腹の底から怒りを露にした恭介さんは、再びあたしの呼吸を奪う。力でなんか勝てるわけがないのに、あたしは怖くなって必死に逞しい体を押し返した。彼はびくともしなかったし、なんなら簡単にシャツを捲りあげられた。冷気が肌を撫でる感覚に身震いする。
「恭介さんっお願い待って!聞いて!」
返事はなかった。首までまくり挙げられたシャツの下は、下着だ。何度か体を重ねたことはあるが、こんな風に乱暴に脱がされたことなど一度もない。ひとつも話を聞いてくれないことだって初めてだ。
静かに怒りを溜める目が怖かった。乱暴な手が怖かった。
確かにあたしに非はあるけど、疚しい気持ちなんか微塵もないのに。せめて話を聞いて欲しくて、抗議の声を上げる。が、それも無駄だった。

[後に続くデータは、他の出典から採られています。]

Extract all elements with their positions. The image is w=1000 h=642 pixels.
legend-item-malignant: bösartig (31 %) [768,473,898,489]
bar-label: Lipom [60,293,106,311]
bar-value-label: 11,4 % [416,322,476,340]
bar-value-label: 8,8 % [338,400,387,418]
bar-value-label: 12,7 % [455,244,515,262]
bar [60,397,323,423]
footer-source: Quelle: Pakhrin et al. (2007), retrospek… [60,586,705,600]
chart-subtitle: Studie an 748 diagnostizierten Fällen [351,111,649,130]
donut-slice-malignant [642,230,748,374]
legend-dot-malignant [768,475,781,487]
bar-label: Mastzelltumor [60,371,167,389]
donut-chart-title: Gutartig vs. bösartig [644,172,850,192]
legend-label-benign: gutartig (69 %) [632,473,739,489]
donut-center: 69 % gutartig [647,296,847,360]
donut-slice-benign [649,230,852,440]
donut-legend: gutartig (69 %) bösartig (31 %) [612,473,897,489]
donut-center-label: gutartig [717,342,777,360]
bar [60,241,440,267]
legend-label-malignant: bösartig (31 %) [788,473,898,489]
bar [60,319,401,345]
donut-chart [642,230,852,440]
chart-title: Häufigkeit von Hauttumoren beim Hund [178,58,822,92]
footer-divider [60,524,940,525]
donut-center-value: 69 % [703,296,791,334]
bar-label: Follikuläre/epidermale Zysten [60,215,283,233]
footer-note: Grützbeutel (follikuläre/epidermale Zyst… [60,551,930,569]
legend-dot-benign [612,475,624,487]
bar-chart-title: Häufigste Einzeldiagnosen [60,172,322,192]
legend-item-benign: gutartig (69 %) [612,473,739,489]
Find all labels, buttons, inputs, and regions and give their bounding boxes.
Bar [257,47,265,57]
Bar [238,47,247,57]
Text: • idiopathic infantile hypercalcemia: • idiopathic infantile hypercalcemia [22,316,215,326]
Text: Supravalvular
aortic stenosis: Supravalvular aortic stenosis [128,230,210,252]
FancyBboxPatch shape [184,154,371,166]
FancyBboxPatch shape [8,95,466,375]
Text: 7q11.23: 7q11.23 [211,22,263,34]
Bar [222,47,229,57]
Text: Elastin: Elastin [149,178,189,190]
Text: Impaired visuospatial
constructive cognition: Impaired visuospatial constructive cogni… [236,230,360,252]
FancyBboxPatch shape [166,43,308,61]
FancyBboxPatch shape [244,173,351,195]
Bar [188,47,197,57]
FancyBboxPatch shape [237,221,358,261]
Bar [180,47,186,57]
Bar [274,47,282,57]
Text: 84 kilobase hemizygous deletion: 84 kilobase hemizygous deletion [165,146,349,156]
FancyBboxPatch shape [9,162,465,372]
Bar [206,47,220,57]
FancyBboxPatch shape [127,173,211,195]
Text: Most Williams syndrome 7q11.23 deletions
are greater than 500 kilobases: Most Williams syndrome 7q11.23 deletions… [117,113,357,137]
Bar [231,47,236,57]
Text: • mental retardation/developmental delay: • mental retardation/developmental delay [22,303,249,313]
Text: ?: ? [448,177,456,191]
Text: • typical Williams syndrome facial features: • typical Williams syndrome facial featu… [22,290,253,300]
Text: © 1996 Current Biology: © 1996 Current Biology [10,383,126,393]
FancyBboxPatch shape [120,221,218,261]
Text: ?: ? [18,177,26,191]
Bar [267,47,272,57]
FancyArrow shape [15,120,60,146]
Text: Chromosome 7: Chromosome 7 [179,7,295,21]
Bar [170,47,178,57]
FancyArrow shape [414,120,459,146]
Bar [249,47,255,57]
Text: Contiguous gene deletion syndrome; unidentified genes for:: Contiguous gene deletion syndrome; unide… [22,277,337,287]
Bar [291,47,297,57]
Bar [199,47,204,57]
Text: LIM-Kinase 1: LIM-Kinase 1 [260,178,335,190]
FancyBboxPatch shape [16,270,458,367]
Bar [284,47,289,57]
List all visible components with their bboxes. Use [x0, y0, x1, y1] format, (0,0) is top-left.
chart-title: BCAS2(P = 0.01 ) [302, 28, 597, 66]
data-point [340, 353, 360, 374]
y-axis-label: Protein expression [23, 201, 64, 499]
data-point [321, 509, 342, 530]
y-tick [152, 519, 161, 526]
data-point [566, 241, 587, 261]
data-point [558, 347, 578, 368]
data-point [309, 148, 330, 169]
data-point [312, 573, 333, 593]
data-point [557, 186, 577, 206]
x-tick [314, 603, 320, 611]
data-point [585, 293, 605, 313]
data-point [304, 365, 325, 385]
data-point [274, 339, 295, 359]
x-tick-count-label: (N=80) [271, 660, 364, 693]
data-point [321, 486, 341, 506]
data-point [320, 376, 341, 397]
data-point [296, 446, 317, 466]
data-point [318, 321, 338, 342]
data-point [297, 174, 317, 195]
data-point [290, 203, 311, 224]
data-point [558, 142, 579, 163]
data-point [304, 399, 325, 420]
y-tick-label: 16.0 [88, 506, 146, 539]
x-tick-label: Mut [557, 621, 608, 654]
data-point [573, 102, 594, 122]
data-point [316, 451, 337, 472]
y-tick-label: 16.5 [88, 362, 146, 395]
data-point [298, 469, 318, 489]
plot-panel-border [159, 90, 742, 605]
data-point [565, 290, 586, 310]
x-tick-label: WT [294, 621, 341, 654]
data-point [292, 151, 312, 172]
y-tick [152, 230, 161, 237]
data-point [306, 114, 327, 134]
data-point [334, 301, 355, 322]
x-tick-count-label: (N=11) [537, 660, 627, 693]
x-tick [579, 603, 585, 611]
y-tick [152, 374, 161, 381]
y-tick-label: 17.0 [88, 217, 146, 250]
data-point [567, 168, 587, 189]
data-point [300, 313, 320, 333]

あたしの腕を掴んだまま、恭介さんが胸の辺りまで屈んだのが見えた。しゃくしゃに丸められたシャツのせいで、顔は見えなかった。
「いっ!やめっ…!」
瞬間、びりっと鎖骨の辺りに鋭い痛みが走る。薄い皮膚を噛まれたと理解したときには、軽い火傷のような熱が広がる。慰めるように舌が這って、そのすぐ下には赤い跡が付けられた感覚。あたしの抗議の声なんか聞く気もないらしい。恭介さんの舌は好き勝手に肌を這う。這ったところには、足跡みたいに印が付けられていく。悲しくて怖くて悔しくて、ボロボロ涙が出てきた。
「どうしてっ!聞いてくれないの…」
「…優菜」
「あたし、恭介さんしかいないのに…」
頬を伝ってぽたぽた零れる雫は、鎖骨のあたりでくしゃくしゃに丸められたシャツが残らず拾う。ひくひくとしゃくり上げるあたしは、もうそれ以上意味のあることばを発することが出来なかった。